Un viernes por la noche murió el padre de Gracia. Ella le lloró todas nuestras horas de fiesta hasta el sábado por la mañana cuando me llamó. Sábado por la tarde a correr la voz entre los amigos y no hacer nada hasta la noche, la hora de la vela. Ahí en la capilla de Piedades estuvimos diciendo estupideces, tratando de hacer sonreír a Gracia, hasta que nos cansamos y nos fuimos a esperar a que fuera domingo para enterrar al viejo.

No sé ni quién era el padre de Gracia. Yo fui por ella. Porque no deja de ser bueno abrazarla un rato cada uno, sentirla temblando y aterrizarle el alma con esa rara confianza de los que no sabemos qué está pasando. Algunos con el corazón vacío. Otros con un karma inexplicable que conforta a la gente con sólo arrimarle el pecho y acariciarle el pelo. Decirle más y más estupideces hasta que la muerte ya no le parezca algo terrible. Y callarse algunas cosas, como la que quisiera que no se quede sin contar en esta historia.

Hay muertes que son normales. Uno se da cuenta cuando está ahí de pie en un traje oscuro con Andrés a la entrada de la Iglesia y vemos a las señoras flacas y canosas saliendo con mucho trabajo de los automóviles. El sol puede estar celeste. El cielo puede estar rosado. Puede haber pájaros bulliciosos ofendiendo a la ceremonia desde los árboles del parque de enfrente. Pero a ellas no se les va el negro de los velos, los vestidos y las ojeras, como el tizne de una conciencia macabra que se va cobrando de venir y venir a tantos sepelios. Pasan sin ver a muchos lados, pero si nos miran a los ojos es como si se sintieran compadecidas de los jóvenes, o como si se buscaran en nosotros… hurgando con sus pupilas oscuras en estos espejos llenos de memorias inocentes. Y al soltarnos la mirada, volviendo a su estado tranquilo, ya nos han dejado un poco de su tizne en el rostro.

– «Ahí viene Gracia».

Caminamos rápido y la abrazamos. Las tías nos dejaron, aliviadas. Seguro ya estaban cansadas de consolarla. Seguro entienden lo que duele, pero no les duele a ellas, y quisieran que Gracia se hiciera vieja por un rato para que dejara de llorar. Luego vinieron a buscarla otra vez y se la llevaron a sentarse a la par del ataúd.
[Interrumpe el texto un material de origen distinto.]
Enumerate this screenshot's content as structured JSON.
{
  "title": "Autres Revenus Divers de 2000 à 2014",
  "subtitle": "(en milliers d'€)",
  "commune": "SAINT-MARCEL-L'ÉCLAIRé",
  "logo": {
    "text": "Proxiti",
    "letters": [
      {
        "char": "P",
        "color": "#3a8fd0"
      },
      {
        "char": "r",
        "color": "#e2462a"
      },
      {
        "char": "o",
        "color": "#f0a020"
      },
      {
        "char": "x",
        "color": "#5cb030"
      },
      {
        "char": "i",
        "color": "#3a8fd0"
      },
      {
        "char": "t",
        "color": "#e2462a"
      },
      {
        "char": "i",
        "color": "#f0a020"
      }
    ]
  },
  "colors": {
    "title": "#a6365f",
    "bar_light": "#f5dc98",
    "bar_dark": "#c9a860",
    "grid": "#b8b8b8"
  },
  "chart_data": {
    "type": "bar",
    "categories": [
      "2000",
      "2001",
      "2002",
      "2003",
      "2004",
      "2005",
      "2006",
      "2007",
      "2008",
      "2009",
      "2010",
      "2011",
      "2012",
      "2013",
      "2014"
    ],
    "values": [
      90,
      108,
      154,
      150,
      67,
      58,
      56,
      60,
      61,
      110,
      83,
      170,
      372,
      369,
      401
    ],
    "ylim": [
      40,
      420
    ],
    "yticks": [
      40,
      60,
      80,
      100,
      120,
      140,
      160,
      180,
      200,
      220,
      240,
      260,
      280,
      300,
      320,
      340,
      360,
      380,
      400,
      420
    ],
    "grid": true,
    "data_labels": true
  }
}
-«Mis queridos hermanos…» — dijo el Padre. De lo demás casi no me acuerdo, pero creo que no se salió mucho de lo normal en una ceremonia de éstas. Desde la banca de los incrédulos, miramos a las ancianas que rezaban muy formales. Alguien más intrépido que yo habría dicho que lo hacían con cierta fraternidad, o camaradería con Don Róger, como haciendo fila para seguirlo, pero a mí todavía me daba mucho miedo pensar en esas cosas.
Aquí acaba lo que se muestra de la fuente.